Yeah, right. This is rich, given that the terrorist attack Yousafzai survived was ordered by the likes of Baloch himself.

So you can see that Yousafzai has an uphill climb here. But if there’s anyone with the brains and the backbone to make it, it’s this young woman, who has never displayed anything less than grace, determination and generosity.

Kailash Satyarthi, 60, trained as an electrical engineer and taught the subject at college level until he became interested in the issue of child labor, against which there are laws in India, but they’re barely enforced. Satyarthi founded the Bachpan Bachao Andolan (Save the Childhood Mission) in 1980, and has been at the forefront of the fight against trafficking in children and for education.

This kind of work has not made him popular amongst management in the global supply chain, or with national and local governments, all of whom count on cheap, uneducated child labor for the production of cheap textiles and other goods to feed Walmart and Apple Store shoppers. He’s also been a thorn in the side of police forces in India when his organization intervenes in cases of selling girls into marriages.

So far, if there have been any death threats, at least no one’s shot him in the head.

I’m told that nominees for the Peace Prize this year might have included Edward Snowden, Pope Francis and Vladimir Putin. I can only think that last one was some frat boy joke, stuffing the nomination box after a three-day Jägerbomb kegger. (Although, given some of the recent awards, I’m not ruling it out entirely.)

His Holiness might be a contender for a number of years.

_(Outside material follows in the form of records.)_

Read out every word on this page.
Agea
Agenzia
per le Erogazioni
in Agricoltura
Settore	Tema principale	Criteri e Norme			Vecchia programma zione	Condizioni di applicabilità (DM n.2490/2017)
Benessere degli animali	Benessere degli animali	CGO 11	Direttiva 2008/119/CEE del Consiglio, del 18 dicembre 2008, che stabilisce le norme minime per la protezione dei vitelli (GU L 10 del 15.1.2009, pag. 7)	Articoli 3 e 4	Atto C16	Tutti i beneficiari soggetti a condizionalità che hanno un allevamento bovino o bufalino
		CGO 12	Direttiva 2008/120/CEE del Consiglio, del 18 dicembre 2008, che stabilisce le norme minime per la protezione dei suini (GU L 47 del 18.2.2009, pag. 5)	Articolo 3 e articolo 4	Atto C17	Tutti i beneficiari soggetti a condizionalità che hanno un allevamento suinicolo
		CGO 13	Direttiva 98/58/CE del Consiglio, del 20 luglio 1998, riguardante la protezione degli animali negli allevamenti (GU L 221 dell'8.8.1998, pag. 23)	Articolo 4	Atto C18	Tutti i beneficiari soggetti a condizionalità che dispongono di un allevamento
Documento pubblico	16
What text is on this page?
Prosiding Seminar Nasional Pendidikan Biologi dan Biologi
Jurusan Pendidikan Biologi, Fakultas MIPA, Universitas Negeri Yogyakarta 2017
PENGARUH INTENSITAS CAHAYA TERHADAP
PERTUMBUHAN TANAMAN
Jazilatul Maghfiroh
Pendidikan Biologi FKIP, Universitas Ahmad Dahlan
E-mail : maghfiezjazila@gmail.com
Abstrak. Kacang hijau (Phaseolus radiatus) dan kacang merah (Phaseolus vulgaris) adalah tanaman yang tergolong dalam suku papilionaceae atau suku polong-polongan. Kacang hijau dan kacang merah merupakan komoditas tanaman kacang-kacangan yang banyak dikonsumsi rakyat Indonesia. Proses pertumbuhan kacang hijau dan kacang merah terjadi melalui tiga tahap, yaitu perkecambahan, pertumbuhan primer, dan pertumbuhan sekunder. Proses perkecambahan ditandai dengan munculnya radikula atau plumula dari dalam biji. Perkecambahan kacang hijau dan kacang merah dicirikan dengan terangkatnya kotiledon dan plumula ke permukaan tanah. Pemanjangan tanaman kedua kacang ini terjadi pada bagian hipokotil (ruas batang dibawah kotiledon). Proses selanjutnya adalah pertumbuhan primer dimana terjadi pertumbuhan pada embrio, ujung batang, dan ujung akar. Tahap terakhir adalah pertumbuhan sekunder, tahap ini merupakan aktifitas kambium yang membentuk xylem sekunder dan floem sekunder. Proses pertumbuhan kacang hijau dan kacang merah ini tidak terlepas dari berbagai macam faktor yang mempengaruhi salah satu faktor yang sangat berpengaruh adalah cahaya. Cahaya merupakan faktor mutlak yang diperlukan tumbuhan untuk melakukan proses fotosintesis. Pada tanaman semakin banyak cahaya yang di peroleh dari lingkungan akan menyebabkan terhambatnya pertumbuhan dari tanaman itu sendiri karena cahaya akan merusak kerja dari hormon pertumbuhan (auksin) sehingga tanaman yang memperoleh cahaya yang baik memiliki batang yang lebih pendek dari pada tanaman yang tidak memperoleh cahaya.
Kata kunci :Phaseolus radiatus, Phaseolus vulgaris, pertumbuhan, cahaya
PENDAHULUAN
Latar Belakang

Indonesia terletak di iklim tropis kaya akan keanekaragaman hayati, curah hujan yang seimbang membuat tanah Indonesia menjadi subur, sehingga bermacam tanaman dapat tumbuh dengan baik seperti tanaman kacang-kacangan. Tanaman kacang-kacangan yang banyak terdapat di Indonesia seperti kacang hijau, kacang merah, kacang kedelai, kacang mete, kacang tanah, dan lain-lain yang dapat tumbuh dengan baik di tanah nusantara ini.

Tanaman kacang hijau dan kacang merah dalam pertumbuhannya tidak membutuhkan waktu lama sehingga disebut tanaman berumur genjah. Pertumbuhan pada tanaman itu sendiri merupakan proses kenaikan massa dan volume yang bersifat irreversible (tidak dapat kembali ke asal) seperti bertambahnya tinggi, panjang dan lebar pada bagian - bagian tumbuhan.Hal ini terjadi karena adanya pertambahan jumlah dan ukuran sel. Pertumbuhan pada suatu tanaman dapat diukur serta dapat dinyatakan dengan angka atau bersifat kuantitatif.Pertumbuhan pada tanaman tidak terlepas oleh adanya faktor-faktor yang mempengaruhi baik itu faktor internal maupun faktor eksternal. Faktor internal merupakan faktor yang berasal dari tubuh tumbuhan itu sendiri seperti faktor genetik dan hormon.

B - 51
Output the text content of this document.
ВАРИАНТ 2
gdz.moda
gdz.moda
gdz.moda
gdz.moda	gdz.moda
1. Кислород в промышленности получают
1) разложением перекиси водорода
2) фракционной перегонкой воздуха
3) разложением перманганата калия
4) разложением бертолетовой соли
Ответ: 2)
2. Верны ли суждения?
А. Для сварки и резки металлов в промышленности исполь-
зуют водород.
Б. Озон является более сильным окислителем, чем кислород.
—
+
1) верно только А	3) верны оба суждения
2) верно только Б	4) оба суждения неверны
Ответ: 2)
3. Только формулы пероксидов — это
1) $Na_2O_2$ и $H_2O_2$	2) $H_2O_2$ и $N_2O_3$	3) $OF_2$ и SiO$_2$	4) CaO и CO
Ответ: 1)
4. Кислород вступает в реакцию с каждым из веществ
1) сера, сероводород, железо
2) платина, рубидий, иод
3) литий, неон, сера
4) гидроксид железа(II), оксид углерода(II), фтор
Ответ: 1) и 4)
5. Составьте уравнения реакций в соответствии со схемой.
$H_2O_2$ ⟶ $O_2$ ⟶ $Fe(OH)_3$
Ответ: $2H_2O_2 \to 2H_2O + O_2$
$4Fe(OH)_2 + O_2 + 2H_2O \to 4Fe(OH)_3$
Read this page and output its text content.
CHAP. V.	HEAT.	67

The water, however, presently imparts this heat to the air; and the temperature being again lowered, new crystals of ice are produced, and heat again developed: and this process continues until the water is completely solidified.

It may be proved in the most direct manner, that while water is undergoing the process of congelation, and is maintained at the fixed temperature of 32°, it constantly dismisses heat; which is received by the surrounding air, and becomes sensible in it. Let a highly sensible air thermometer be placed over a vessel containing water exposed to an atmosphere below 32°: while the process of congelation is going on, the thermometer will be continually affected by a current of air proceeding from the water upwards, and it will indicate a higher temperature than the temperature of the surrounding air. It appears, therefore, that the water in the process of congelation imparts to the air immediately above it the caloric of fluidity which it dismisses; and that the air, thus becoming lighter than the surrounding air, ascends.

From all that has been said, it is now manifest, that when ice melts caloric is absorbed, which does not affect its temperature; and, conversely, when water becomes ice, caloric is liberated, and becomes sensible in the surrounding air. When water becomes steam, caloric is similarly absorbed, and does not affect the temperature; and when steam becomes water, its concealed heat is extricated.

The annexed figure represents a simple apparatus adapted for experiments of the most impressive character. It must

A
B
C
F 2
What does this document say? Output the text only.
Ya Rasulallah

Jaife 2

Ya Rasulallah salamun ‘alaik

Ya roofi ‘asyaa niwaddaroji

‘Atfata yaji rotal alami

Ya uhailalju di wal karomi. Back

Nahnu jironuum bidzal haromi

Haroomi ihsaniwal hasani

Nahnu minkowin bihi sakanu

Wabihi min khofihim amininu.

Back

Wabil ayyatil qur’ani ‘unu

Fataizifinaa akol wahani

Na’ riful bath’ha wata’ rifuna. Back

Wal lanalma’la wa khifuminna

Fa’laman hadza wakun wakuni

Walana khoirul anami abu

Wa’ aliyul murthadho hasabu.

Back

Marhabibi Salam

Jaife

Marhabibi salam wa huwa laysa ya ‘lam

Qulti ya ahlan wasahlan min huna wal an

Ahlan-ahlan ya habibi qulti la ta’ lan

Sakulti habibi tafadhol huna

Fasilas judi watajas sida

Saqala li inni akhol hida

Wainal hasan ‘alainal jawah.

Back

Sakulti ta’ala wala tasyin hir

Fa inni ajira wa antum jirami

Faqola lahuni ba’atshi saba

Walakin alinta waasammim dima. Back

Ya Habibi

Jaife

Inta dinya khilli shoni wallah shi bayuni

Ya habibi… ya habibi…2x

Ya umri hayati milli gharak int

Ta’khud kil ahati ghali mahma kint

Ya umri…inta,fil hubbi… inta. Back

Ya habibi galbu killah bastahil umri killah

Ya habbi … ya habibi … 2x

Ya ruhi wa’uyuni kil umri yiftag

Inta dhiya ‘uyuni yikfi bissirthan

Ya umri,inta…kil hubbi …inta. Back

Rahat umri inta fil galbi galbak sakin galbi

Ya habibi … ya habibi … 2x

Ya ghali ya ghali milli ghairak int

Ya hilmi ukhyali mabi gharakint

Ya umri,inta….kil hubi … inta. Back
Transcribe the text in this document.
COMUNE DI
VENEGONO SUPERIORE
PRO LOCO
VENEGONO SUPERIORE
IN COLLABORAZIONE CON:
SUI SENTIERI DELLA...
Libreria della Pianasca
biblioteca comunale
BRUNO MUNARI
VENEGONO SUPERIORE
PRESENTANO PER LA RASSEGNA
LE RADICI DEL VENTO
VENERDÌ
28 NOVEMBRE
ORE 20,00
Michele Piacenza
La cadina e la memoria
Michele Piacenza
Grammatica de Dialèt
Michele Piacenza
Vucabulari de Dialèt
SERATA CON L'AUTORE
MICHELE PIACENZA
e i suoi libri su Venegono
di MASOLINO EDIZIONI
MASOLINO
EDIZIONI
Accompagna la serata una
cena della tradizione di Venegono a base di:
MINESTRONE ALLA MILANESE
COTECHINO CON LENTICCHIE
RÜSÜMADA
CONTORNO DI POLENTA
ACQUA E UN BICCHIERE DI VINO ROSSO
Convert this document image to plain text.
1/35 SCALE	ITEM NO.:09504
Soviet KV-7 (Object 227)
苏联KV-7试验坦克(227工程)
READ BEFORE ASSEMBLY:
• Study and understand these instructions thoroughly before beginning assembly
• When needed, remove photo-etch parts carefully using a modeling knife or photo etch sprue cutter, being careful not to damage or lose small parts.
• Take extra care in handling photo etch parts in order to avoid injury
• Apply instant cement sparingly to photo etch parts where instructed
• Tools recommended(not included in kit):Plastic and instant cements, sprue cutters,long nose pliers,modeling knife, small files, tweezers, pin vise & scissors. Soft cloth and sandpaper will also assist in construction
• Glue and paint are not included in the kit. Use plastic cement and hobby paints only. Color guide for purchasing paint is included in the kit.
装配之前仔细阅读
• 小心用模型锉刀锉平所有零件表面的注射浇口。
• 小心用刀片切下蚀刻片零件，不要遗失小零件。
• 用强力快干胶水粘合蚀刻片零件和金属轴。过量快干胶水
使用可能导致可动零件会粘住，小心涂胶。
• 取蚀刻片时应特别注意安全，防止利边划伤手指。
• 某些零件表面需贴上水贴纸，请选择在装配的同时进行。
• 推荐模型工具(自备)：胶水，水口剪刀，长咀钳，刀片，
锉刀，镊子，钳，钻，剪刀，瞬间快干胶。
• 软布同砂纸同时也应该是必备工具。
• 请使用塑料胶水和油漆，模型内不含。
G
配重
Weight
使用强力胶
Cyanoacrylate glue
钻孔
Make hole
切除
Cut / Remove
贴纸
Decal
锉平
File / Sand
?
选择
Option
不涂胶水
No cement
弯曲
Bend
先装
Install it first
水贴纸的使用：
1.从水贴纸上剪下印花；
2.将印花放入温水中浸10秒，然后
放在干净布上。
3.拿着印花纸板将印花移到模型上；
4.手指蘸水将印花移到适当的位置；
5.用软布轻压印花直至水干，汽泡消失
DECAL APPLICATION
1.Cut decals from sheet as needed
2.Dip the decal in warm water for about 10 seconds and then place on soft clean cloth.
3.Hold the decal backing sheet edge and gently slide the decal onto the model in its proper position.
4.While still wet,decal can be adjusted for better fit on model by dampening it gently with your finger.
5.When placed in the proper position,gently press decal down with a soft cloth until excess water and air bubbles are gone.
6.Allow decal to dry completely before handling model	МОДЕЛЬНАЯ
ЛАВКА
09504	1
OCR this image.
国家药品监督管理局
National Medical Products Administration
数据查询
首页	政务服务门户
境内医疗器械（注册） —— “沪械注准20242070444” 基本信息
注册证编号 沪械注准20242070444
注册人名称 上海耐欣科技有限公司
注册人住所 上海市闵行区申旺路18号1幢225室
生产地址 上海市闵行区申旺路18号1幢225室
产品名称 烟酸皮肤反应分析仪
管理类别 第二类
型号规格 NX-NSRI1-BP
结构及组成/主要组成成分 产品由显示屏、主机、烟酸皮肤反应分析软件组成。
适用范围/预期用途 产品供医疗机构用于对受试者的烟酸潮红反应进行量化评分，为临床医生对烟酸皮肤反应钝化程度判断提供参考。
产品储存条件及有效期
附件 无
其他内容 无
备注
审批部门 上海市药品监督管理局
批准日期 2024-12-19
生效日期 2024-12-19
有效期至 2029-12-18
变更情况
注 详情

So far he’s looking good; let’s see if he can keep it up. But I have to say that, in awarding this year’s Prize to these two advocates for children—and especially to Malala Yousafzai, who’s displayed more courage, consistency and conviction in her 17 years than every man and woman in government around the world could maintain for three hours—the Nobel Committee is giving us hope for the future.

I take real heart from this, especially in light of the UN members patting themselves on the backs for planning a conference on gender equality without including women.

This is how you work for gender equality, boys, and for the protection of the weakest members of society. I'm really grateful that one international organization gets it.